The implementation is straightforward enough for others to extend. Researchers could modify word pairs, adjust constraints, try different models, add win/loss tracking, or implement more sophisticated scoring of influence effectiveness.

A Window into AI Capabilities

Mind Virus began as an investigation into AI propaganda capabilities but evolved into something more valuable—a demonstration of AI limitations when constrained by truth. The results suggest current concerns about prompt-level manipulation may be overstated, while concerns about training-level bias deserve more attention.

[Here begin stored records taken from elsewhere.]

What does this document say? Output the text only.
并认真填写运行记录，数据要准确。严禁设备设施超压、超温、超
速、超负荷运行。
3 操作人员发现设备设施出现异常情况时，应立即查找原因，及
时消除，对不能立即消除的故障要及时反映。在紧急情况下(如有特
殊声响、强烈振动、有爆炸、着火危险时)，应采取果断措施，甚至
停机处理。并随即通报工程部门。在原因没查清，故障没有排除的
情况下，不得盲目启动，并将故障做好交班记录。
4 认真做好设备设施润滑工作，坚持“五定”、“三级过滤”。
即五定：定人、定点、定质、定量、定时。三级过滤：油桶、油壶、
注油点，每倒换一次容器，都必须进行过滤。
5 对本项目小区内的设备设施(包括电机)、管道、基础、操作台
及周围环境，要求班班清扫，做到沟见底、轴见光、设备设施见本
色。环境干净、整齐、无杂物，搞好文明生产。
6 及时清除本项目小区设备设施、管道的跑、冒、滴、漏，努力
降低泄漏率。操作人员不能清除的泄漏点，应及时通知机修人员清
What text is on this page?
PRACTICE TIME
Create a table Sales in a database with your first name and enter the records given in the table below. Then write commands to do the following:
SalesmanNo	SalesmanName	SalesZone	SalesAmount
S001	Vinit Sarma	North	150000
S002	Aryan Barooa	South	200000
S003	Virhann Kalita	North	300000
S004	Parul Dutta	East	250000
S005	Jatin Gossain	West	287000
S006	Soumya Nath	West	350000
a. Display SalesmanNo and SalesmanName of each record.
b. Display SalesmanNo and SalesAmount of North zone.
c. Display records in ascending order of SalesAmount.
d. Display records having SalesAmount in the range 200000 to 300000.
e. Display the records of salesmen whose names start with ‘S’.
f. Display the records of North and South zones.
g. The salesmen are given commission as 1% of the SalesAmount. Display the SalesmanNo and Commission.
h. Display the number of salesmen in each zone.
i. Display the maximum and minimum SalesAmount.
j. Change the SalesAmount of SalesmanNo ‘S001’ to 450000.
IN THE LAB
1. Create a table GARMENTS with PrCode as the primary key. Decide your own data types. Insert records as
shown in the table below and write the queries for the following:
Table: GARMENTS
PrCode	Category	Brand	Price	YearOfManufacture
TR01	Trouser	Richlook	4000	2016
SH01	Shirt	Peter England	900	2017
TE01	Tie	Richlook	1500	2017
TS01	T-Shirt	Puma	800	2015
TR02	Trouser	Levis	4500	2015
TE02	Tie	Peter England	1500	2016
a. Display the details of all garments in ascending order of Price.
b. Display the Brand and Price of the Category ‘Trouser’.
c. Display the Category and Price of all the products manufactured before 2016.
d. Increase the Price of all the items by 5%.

The project doesn't claim to definitively prove AI can't influence through prompts—clever adversaries might develop more effective strategies. But it does show that straightforward attempts at subtle influence fail when models must maintain truthfulness. This limitation isn't guaranteed permanent as models improve, but it appears robust across current generation systems.

The real value lies in making AI influence concrete and testable. By turning abstract concerns into an interactive experience, Mind Virus helps people develop better intuitions about both AI capabilities and limitations. In an era where AI systems increasingly mediate our information access, this kind of hands-on understanding becomes essential.

Open Source and Experimentation

Mind Virus is open source and available on GitHub at github.com/andrewcampi/mind-virus. The project invites experimentation, extension, and replication. Different models, constraint formulations, and game mechanics could reveal additional insights about AI influence mechanisms.

The project exemplifies how creative experimentation can illuminate complex issues. By gamifying a serious question, it makes AI safety research accessible and engaging while producing genuine insights. Sometimes the best way to understand a system's capabilities is to play with it—Mind Virus provides a framework for that exploration while highlighting both what AI can and cannot do when it comes to subtle persuasion.